In the Northern Hemisphere of LomoLand winter is upon us. This means that the days are shorter, and when the sun is up, it will often spend a significant amount of time behind the clouds. Does that mean we should put our cameras away until spring arrives and everything around us thaws out?
Absolutely not. Does that mean that we should only get our cameras out on the days that it snows? Not even close. Does that mean we should carry our ColorSplash flash with us everywhere we go? Yes, but that’s not the point of this tipster, just a handy suggestion. Winter is a perfect time to experiment with long exposure night shots since there is so much extra “night” to work with. It’s also a great excuse to get bundled up and get out of the house, Lomography.com will be here when you get back, I promise.

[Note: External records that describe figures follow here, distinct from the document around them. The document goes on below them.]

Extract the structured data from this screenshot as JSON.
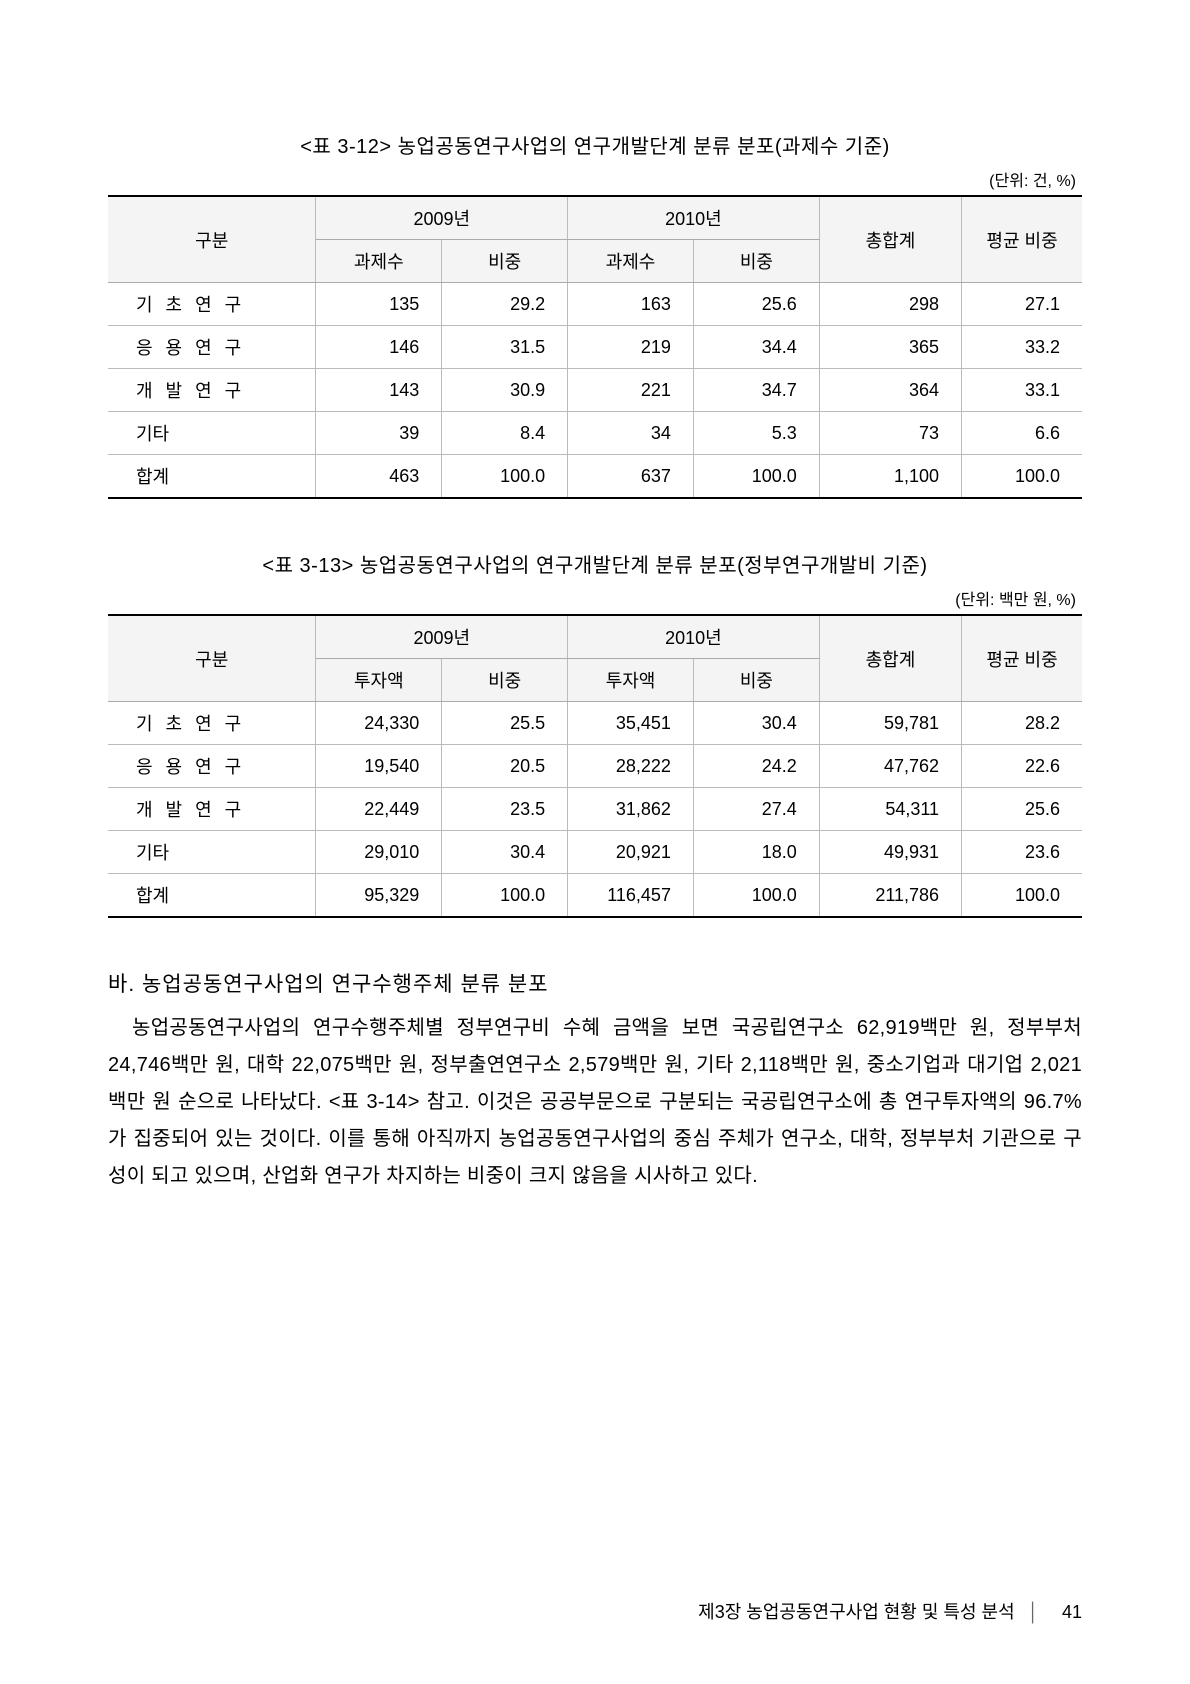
{
  "table1": {
    "title": "<표 3-12> 농업공동연구사업의 연구개발단계 분류 분포(과제수 기준)",
    "unit": "(단위: 건, %)",
    "header": {
      "category": "구분",
      "y2009": "2009년",
      "y2010": "2010년",
      "total": "총합계",
      "avg": "평균 비중",
      "count": "과제수",
      "ratio": "비중"
    },
    "rows": [
      {
        "cat": "기 초 연 구",
        "c09": "135",
        "r09": "29.2",
        "c10": "163",
        "r10": "25.6",
        "tot": "298",
        "avg": "27.1"
      },
      {
        "cat": "응 용 연 구",
        "c09": "146",
        "r09": "31.5",
        "c10": "219",
        "r10": "34.4",
        "tot": "365",
        "avg": "33.2"
      },
      {
        "cat": "개 발 연 구",
        "c09": "143",
        "r09": "30.9",
        "c10": "221",
        "r10": "34.7",
        "tot": "364",
        "avg": "33.1"
      },
      {
        "cat": "기타",
        "c09": "39",
        "r09": "8.4",
        "c10": "34",
        "r10": "5.3",
        "tot": "73",
        "avg": "6.6",
        "two": true
      },
      {
        "cat": "합계",
        "c09": "463",
        "r09": "100.0",
        "c10": "637",
        "r10": "100.0",
        "tot": "1,100",
        "avg": "100.0",
        "two": true
      }
    ]
  },
  "table2": {
    "title": "<표 3-13> 농업공동연구사업의 연구개발단계 분류 분포(정부연구개발비 기준)",
    "unit": "(단위: 백만 원, %)",
    "header": {
      "category": "구분",
      "y2009": "2009년",
      "y2010": "2010년",
      "total": "총합계",
      "avg": "평균 비중",
      "amount": "투자액",
      "ratio": "비중"
    },
    "rows": [
      {
        "cat": "기 초 연 구",
        "c09": "24,330",
        "r09": "25.5",
        "c10": "35,451",
        "r10": "30.4",
        "tot": "59,781",
        "avg": "28.2"
      },
      {
        "cat": "응 용 연 구",
        "c09": "19,540",
        "r09": "20.5",
        "c10": "28,222",
        "r10": "24.2",
        "tot": "47,762",
        "avg": "22.6"
      },
      {
        "cat": "개 발 연 구",
        "c09": "22,449",
        "r09": "23.5",
        "c10": "31,862",
        "r10": "27.4",
        "tot": "54,311",
        "avg": "25.6"
      },
      {
        "cat": "기타",
        "c09": "29,010",
        "r09": "30.4",
        "c10": "20,921",
        "r10": "18.0",
        "tot": "49,931",
        "avg": "23.6",
        "two": true
      },
      {
        "cat": "합계",
        "c09": "95,329",
        "r09": "100.0",
        "c10": "116,457",
        "r10": "100.0",
        "tot": "211,786",
        "avg": "100.0",
        "two": true
      }
    ]
  },
  "section": {
    "heading": "바. 농업공동연구사업의 연구수행주체 분류 분포",
    "body": "농업공동연구사업의 연구수행주체별 정부연구비 수혜 금액을 보면 국공립연구소 62,919백만 원, 정부부처 24,746백만 원, 대학 22,075백만 원, 정부출연연구소 2,579백만 원, 기타 2,118백만 원, 중소기업과 대기업 2,021백만 원 순으로 나타났다. <표 3-14> 참고. 이것은 공공부문으로 구분되는 국공립연구소에 총 연구투자액의 96.7% 가 집중되어 있는 것이다. 이를 통해 아직까지 농업공동연구사업의 중심 주체가 연구소, 대학, 정부부처 기관으로 구성이 되고 있으며, 산업화 연구가 차지하는 비중이 크지 않음을 시사하고 있다."
  },
  "footer": {
    "chapter": "제3장 농업공동연구사업 현황 및 특성 분석",
    "page": "41"
  },
  "colwidths": {
    "cat": "19%",
    "val": "11.5%",
    "ratio": "11.5%",
    "tot": "13%",
    "avg": "11%"
  }
}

The first and most important thing to remember when shooting at night is to keep your camera steady. The second most important thing to remember when shooting at night is to KEEP YOUR CAMERA STEADY! You have the ability to create simply amazing night shots with any camera that has a bulb setting, and something to KEEP YOUR CAMERA STEADY. The camera needs a bulb setting to allow the shutter to stay open as long as possible and suck in all the light you wish to feed it for photo dinner. Having a shutter release cable really helps you keep from moving the camera when you choose to snap your shot. Finally, you need something to KEEP YOUR CAMERA STEADY, such as a tripod, a brick, your friends head, or your friends brick, the options are endless as long as it doesn’t move around much.
Most of the Lomography cameras have a bulb setting, if not, there is normally a way available to “trick” the camera into keeping the shutter open. My shots were created with an LC-A+, which requires you to cover the light meter and trick the camera into thinking that it is in a very, very low light situation. If you have a bulb setting available, you can hold the shutter open for as long or as short as you wish.

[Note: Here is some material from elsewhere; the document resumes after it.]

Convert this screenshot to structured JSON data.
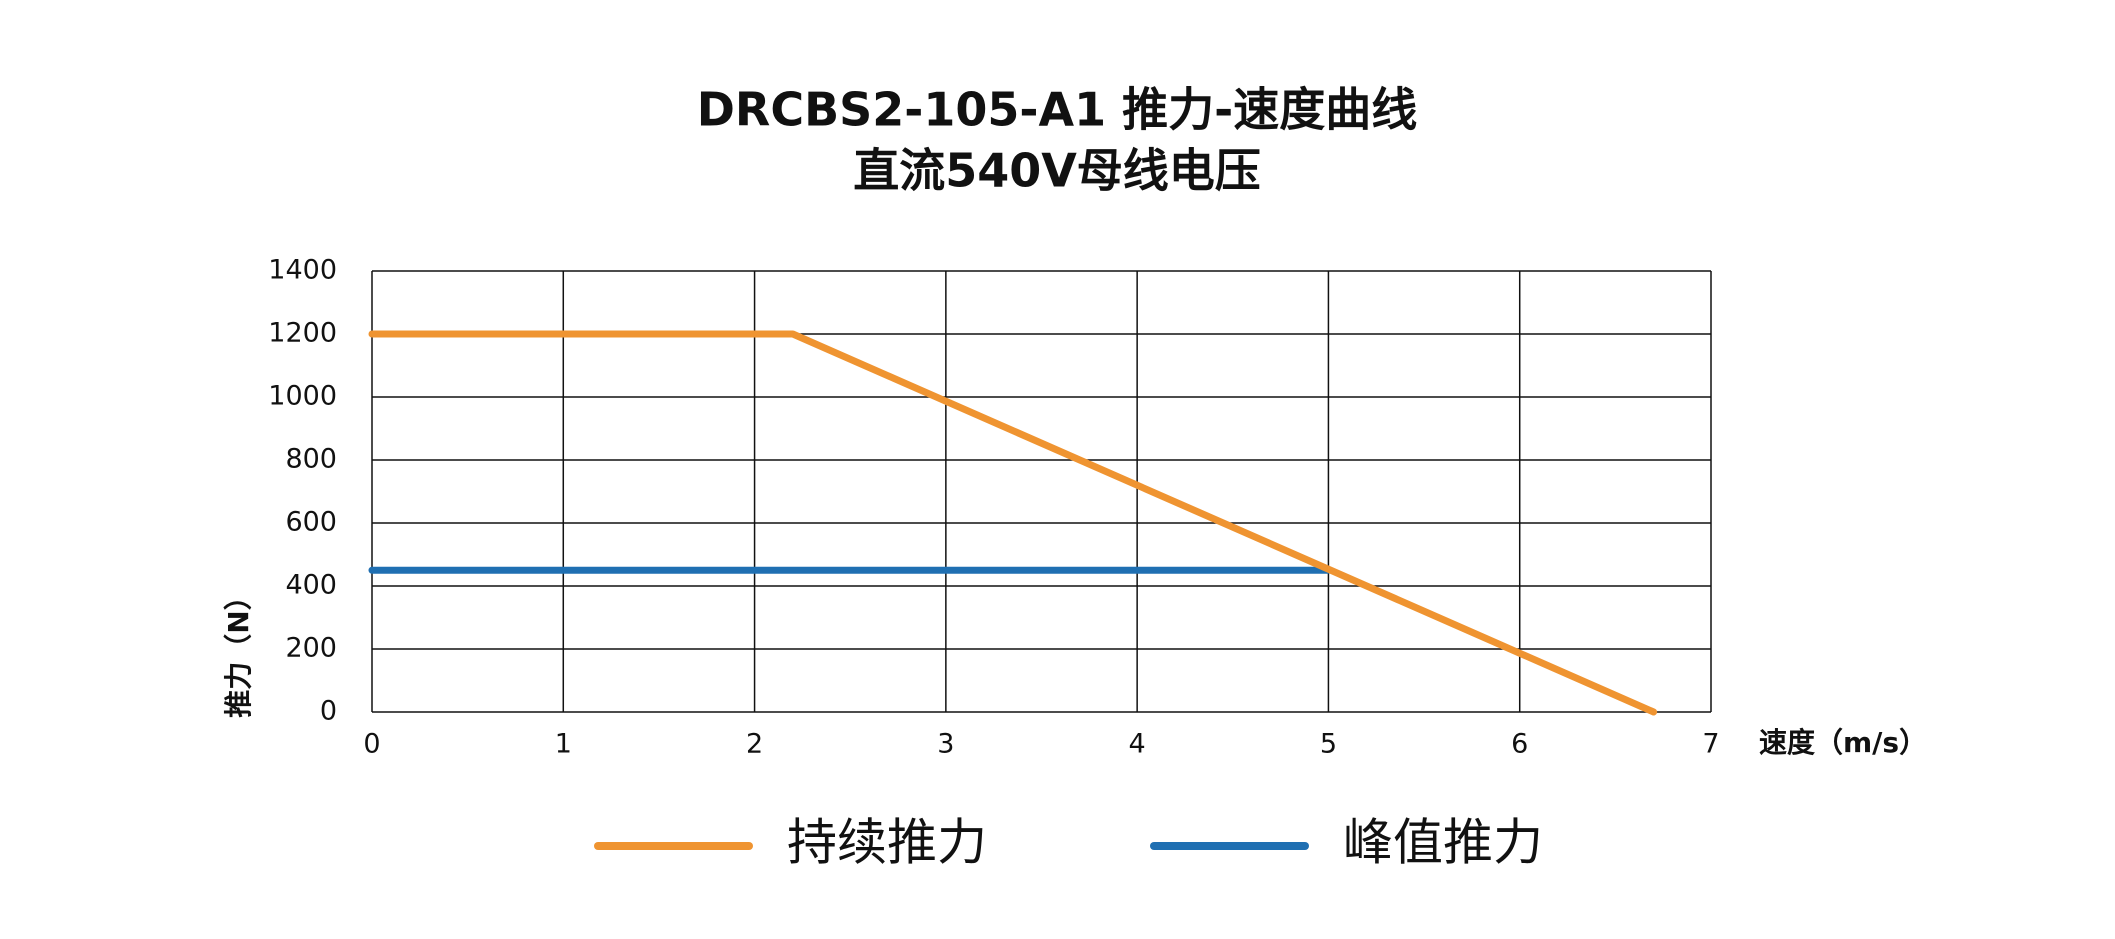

There are a a multitude of options available when it comes to shutter release cables depending on the camera you are working with. This little miracle worker depresses your shutter release button via an attached cable. This attached cable keeps you from creating any unnecessary movement in your shot that would result from you pushing the button down with your own dirty little finger. I know that there are a number of times in which we want, or even wish for unnecessary movement in our shots just to see what might happen, but this is not one of those times.
The benefit of owning a tripod will pay for itself over time by giving you great shots that would not have been possible otherwise. The benefit of being a Lomographer is that you are creative enough to come up with ANY idea on your own to keep your camera steady if your don’t own a tripod yet. Regardless the key is to, and yes it’s that time again, KEEP YOUR CAMERA STEADY! As long as whatever you choose to use is steady for the few seconds you keep the shutter open, it will work just fine.
This is not a lesson in what films to use, what ISO setting your LC-A should be switched to or if your Diana F+ should be on “sunny” or “cloudy”. For those things there are no rules, only impartial suggestions. Just remember that the lower the ISO of the film the more light you will need to let reach the film for proper exposure. Film eats light, the lower the ISO setting of your roll, the more hungry your film is. For multiple exposures, feed it half as much as it wants and it will still be hungry for more.
You still have several months of winter left, which means that there is still a large amount of darkness available for you to enjoy. Take advantage of the darkness and embrace it as an opportunity to experiment on what combination of variables works best for you. I still have several rolls of film to go through, and I can’t wait to see what will be created next. Grab some coffee or hot chocolate, your camera and a few rolls of film, bundle yourself up and get out there….because the night time is the right time for long exposure experiments.